Meierijstad maakt zich zoetjesaan op voor het tweehonderdjarig bestaan van de Zuid-Willemsvaart in 2022. Hart heeft er wel wat ideeën over.
Elk jaar publiceert Hart een paar dagen voor Kerst een kerstverhaal. In de aflevering van 2020 ging het over de Zuid-Willemsvaart. Hart nam daarmee een voorschot op het tweede eeuwfeest van dat kanaal – de Zuid-Willemsvaart werd van 1822 tot 1826 gegraven en in dat laatste jaar kreeg Veghel een haven.
Met handkracht
Dat moet gevierd, vindt Hart. Of misschien wel herdacht – want potjandorie, wat is er destijds door heel veel mensen gezwoegd. In Keldonk weten ze dat, want daar in het dorp herinnert een standbeeld aan het graafwerk van destijds.
[Tekst gaat verder onder de foto]
Op de plaquette van het beeld is te lezen dat tussen 1822 en 1826 ‘met handkracht gegraven’ is en dat het beeld de verbondenheid weergeeft tussen Keldonk en het kanaal. Of, zoals velen in deze streek zeggen: de kanaal.
Rauw volk
Wat betreft de relatie van Keldonk met de Zuid-Willemsvaart: dankzij deze waterverbinding groeide de handel met het dorp en dat leidde weer tot groei van Keldonk zelf. Telde het dorp in 1848 volgens Wikipedia nog maar 230 inwoners, in 1890 waren het er meer dan twee keer zoveel.

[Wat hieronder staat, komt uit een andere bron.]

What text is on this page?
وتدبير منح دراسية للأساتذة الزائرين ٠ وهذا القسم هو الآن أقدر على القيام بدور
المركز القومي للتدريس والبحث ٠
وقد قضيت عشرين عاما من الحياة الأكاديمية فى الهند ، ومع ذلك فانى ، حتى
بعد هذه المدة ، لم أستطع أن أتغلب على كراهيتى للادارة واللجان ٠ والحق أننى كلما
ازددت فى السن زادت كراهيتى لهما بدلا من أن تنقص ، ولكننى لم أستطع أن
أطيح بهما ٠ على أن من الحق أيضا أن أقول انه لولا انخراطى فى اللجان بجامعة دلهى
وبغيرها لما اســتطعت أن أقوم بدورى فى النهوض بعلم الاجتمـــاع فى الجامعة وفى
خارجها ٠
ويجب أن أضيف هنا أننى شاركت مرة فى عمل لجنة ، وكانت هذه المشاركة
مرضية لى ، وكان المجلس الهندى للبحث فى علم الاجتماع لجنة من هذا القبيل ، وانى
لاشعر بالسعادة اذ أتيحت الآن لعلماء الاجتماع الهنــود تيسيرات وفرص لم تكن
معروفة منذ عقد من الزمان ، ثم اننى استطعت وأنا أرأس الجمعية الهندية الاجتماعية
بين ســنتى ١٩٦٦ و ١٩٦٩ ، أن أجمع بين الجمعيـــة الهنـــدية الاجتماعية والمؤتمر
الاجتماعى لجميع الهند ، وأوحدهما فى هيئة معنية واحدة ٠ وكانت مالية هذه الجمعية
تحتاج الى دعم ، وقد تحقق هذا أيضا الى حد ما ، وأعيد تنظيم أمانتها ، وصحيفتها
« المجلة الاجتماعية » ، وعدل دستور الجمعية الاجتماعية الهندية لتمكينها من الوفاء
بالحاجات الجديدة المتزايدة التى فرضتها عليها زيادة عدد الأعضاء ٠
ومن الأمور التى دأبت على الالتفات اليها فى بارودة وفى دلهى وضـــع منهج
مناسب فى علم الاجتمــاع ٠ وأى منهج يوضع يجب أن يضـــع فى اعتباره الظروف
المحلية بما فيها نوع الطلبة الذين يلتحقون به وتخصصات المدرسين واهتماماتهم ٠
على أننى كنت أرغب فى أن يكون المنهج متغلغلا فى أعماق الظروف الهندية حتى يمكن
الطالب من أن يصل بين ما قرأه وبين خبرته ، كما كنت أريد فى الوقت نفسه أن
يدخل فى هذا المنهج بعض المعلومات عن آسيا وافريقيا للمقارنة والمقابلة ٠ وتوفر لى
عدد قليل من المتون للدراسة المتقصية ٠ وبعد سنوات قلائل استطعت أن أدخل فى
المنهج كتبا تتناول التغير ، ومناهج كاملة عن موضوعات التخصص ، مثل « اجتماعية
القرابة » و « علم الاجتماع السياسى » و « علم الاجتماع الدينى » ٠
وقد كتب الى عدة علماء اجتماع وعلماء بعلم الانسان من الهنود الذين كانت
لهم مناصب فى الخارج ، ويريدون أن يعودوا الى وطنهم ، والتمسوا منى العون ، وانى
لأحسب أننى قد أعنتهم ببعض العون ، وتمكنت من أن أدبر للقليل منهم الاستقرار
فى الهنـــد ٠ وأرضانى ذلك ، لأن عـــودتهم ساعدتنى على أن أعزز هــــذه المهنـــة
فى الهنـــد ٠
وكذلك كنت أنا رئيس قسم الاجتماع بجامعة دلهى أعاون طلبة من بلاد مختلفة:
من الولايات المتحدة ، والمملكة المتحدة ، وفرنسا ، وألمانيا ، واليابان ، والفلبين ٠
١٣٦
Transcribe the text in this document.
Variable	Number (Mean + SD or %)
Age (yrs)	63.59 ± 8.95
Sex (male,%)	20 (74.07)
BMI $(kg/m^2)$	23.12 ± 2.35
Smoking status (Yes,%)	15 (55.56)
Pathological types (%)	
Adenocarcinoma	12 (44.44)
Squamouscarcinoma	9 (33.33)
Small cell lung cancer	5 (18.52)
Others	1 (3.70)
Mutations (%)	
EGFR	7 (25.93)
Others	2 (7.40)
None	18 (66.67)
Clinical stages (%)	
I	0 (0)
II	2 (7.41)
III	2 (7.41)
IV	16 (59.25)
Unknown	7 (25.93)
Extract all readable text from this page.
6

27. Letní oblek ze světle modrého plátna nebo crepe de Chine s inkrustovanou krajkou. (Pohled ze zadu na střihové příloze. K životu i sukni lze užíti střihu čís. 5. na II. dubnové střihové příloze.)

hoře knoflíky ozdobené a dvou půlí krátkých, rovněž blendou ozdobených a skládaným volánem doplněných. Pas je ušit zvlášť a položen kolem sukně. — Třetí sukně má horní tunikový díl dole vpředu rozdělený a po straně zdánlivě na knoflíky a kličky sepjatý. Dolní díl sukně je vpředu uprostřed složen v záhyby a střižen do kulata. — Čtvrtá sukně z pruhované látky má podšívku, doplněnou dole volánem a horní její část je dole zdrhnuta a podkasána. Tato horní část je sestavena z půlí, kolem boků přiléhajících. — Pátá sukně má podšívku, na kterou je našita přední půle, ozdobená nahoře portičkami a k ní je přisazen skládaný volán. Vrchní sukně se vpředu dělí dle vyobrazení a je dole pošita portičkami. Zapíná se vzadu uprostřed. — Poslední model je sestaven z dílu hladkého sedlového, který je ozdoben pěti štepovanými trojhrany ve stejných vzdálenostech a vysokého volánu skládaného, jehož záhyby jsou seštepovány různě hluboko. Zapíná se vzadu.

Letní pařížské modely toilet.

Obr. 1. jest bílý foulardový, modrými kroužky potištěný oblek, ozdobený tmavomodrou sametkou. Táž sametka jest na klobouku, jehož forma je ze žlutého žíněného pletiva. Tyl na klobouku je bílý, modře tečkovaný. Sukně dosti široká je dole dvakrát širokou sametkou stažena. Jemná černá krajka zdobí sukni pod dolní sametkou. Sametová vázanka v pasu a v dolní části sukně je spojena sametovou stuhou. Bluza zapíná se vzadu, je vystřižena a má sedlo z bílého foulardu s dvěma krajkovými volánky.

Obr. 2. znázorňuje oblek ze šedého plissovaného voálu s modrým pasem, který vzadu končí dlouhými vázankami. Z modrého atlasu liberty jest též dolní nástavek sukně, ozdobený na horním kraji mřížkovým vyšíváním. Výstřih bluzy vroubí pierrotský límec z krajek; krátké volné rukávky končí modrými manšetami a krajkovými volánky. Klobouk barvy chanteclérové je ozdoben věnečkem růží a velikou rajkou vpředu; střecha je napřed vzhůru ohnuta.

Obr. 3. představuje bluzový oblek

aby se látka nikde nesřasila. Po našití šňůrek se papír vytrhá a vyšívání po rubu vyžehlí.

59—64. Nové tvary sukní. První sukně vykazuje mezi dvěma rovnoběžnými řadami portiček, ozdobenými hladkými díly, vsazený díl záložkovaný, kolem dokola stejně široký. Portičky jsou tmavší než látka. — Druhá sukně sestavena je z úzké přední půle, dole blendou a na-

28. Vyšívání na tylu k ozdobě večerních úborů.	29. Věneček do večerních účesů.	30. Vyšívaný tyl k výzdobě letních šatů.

De Keldonkers zelf zullen niet enorm moe zijn geworden van het graafwerk, want daarvoor werden honderden arbeiders uit Drenthe en Luik gehaald. In de canon van Meierijstad is te lezen dat het nogal rauw volk was. ‘Je kon maar beter uit hun buurt blijven. Ze leefden onder slechte omstandigheden in keten, tenten en woonwagens. Ze dronken te veel sterkedrank.’
Stadhuisplein
Nogal wat van die kanaalgravers bleven hangen in het dorp. ‘Een deel van de inwoners van Keldonk zou afstammen van de kanaalgravers’, aldus de canon.
Hart had weinig met de gemeentelijke festiviteiten rond het foodjaar 2018. Dat u, lezer, waarschijnlijk geen idee heeft waar we het over hebben, dat zegt genoeg. Maar dat kanaaljubileum mag wat ons betreft wel groots en lokaal gevierd.
Twee concrete ideeën heeft Hart. Het eerste idee presenteerden we in ons kerstverhaal al: we gaan het Stadhuisplein in Veghel een nieuwe naam geven. Dat moet bij gebrek aan stadhuis sowieso – Meierijstad heeft een gemeentehuis, geen stadhuis.
Nazaten
We vernoemen het plein naar de hoofdingenieur van Rijkswaterstaat die in de eerste helft van de negentiende eeuw de basis legde voor het kanaal en de haven. Het Stadhuisplein heet vanaf het jubileumjaar 2022 Goudriaanplein.
Idee twee. We vragen vrijwillige stamboomonderzoekers om op onderzoek te gaan. Of ze willen uitzoeken welke hedendaagse Keldonkers afstammen van de kanaalgravers uit de negentiende eeuw.
Die nazaten zijn de eregasten van de feestelijkheden. Aan het programma wordt door de gemeente met onder meer heemkundekring Vehchele al gewerkt. Er zijn al plannen voor lezingen, exposities en boottochten. Onze ideetjes kunnen er vast nog wel bij.